The EU-funded project 'The role of intestinal microflora in non-alcoholic fatty liver disease (NAFLD)' (http://www.florinash.org/ (FLORINASH)) addresses the role of intestinal microflora activity in the pathogenesis of NAFLD. Among the study objectives is to improve diagnosis and prediction through novel metabolic markers and to identify new therapeutic targets. For this purpose, researchers are investigating the biological processes and mechanisms implicated in the interaction of intestinal microbiota with the host.
In this context, the team obtained biological samples from a cohort of patients with various degrees of NAFLD, obesity and insulin resistance. Analysis of these samples using metabolomics, metagenomics and proteomics technologies is anticipated to provide fundamental insight into the molecular aetiology of NAFLD. Particular emphasis is given to endoplasmic reticulum stress, TNFa-related inflammation, and the lipogenic pathway.
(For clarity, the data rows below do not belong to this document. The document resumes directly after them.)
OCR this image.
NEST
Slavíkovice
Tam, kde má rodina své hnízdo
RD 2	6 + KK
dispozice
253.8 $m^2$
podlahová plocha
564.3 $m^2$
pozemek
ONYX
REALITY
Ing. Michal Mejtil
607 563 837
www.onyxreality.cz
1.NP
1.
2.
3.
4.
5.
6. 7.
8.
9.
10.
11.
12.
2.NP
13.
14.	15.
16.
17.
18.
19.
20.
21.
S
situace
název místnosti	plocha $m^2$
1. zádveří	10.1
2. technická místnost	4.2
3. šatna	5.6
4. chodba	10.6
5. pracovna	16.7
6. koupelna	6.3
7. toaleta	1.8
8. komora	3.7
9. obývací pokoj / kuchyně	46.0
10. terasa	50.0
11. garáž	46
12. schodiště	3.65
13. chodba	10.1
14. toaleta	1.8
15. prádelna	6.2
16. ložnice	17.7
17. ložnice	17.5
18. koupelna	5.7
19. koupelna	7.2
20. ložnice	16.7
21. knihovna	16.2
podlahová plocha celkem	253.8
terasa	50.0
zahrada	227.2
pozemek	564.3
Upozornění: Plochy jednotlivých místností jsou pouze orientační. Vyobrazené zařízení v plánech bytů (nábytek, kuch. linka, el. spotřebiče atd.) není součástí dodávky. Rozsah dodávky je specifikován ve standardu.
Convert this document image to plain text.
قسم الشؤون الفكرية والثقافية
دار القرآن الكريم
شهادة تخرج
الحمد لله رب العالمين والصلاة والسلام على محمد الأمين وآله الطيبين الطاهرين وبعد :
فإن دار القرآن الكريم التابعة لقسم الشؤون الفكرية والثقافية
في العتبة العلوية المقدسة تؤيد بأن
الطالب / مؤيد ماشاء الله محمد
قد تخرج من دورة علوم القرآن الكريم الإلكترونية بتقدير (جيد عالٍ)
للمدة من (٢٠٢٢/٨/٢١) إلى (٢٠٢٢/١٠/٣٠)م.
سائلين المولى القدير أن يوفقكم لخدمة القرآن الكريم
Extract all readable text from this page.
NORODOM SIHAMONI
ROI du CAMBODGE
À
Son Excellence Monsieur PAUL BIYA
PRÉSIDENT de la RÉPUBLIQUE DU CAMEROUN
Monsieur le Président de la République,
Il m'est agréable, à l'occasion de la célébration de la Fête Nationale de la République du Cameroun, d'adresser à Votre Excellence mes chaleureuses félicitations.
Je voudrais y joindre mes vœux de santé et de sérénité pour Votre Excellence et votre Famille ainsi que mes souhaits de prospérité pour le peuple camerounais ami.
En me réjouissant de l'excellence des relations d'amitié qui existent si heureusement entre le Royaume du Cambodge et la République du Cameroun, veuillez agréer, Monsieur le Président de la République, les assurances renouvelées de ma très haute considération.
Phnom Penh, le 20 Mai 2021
The information from the omics studies is being fed into new animal models to validate the identified molecules. To evaluate the role of microbiota in NAFLD development, mice have been colonised with human microbiota from patients with different NAFLD states and are currently being analysed.
From a therapeutic perspective, the consortium is using bioinformatics modelling to design innovative drugs against molecular targets involved in inflammation and lipogenesis. The therapeutic efficacy of these drugs will be tested in NAFLD animal models.
Taken together, the activities and deliverables of the FLORINASH study should shed light onto a previously unexplored association of intestinal microbiota and NAFLD. From a clinical point of view, the biomarkers should improve the sensitivity and accuracy of NAFLD diagnosis and the novel interventions should contribute to disease prevention or therapy.